I got a message from my friend “K” the other night that her 11 year old daughter has started using the potty! She even decided on her own!

How about “B”? He has a girlfriend and drives and is hoping to find another job when the pandemic eases up.

“T” loves hanging out with friends and will go back to his job when the crisis lets up, too.

“R” no longer has violent outbursts. His parents are able to help him calm down before he gets too upset.

How about “A”? She can finally be in the same room with her brother. For years, his noise caused her such pain that she physically attacked him. Their parents were on the verge of separating so there were two houses for the kids, when “A” learned to handle being near her brother.

What about “R”? He used to be a runner with no sense of safety. He can now walk around town by himself and has a job that he loves in a school.

I also know a few that are in college – some on their own, some with supports.

I’ve known some of these young people since they were toddlers and I’ll admit – I had thoughts about what each would be able to do as an adult. And they have proved me wrong – happily.
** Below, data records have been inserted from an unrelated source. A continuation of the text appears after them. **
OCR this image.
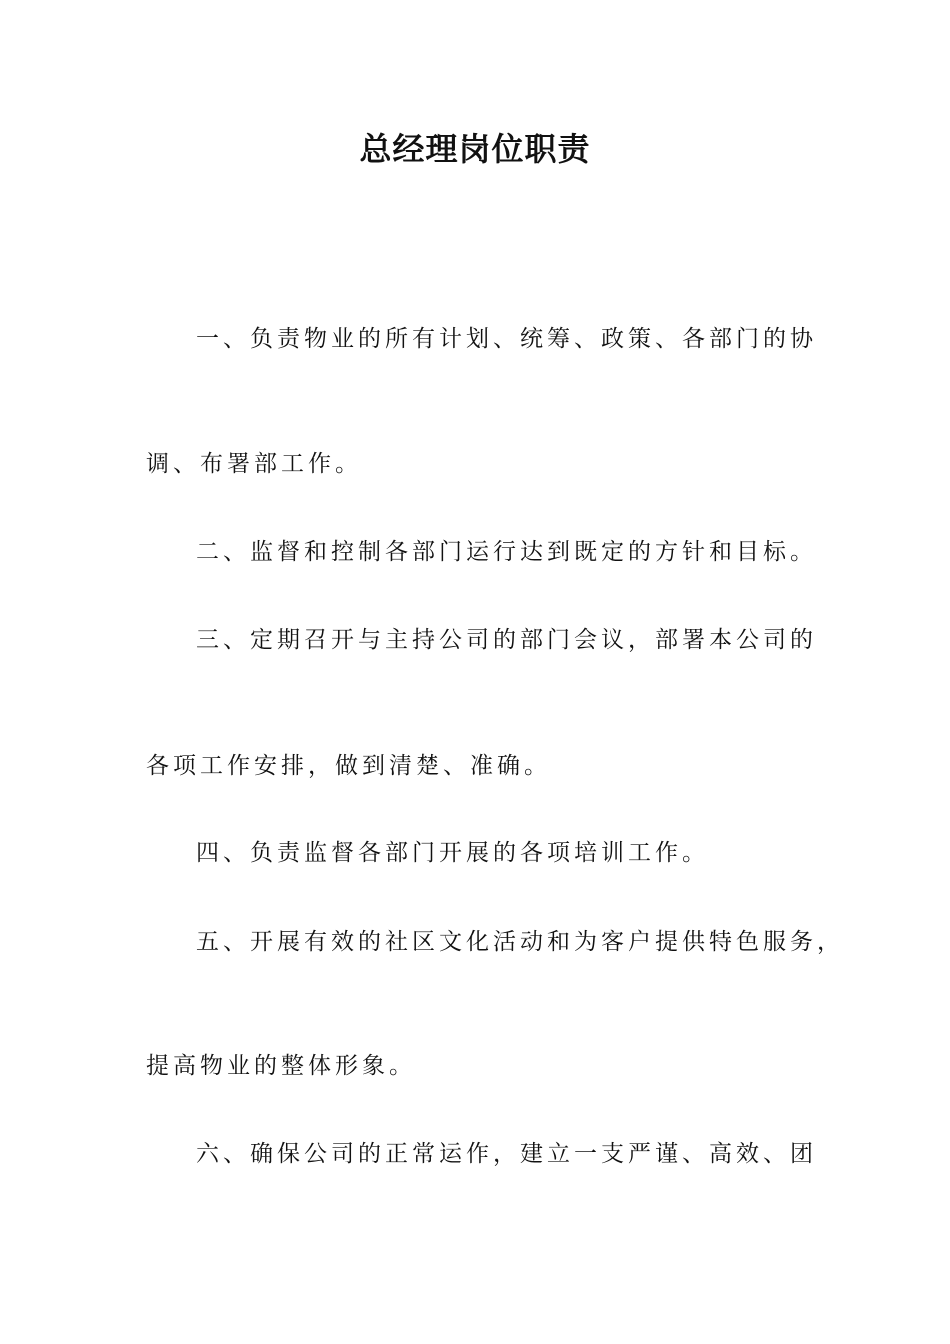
总经理岗位职责
一、负责物业的所有计划、统筹、政策、各部门的协
调、布署部工作。
二、监督和控制各部门运行达到既定的方针和目标。
三、定期召开与主持公司的部门会议，部署本公司的
各项工作安排，做到清楚、准确。
四、负责监督各部门开展的各项培训工作。
五、开展有效的社区文化活动和为客户提供特色服务，
提高物业的整体形象。
六、确保公司的正常运作，建立一支严谨、高效、团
Please – when you have bad days with autism (and we all do – don’t buy anyone’s line that autism is always easy!) talk to someone without your child hearing. You never want your child to hear that you have any doubts about how amazing they are! Vent to someone and then go right back to loving and supporting your child.

Keep your hope alive. It isn’t easy – I’ll be the first to admit I had days when I doubted we would make it through the next day without my losing my mind. When those times happen, stop thinking about the future. Think about your next breath. Think about a glass of wine or a piece of chocolate. Think about anything that will help you calm down. Days do get better. Life does get easier.

Keep on hoping! Keep dreaming! Keep your faith!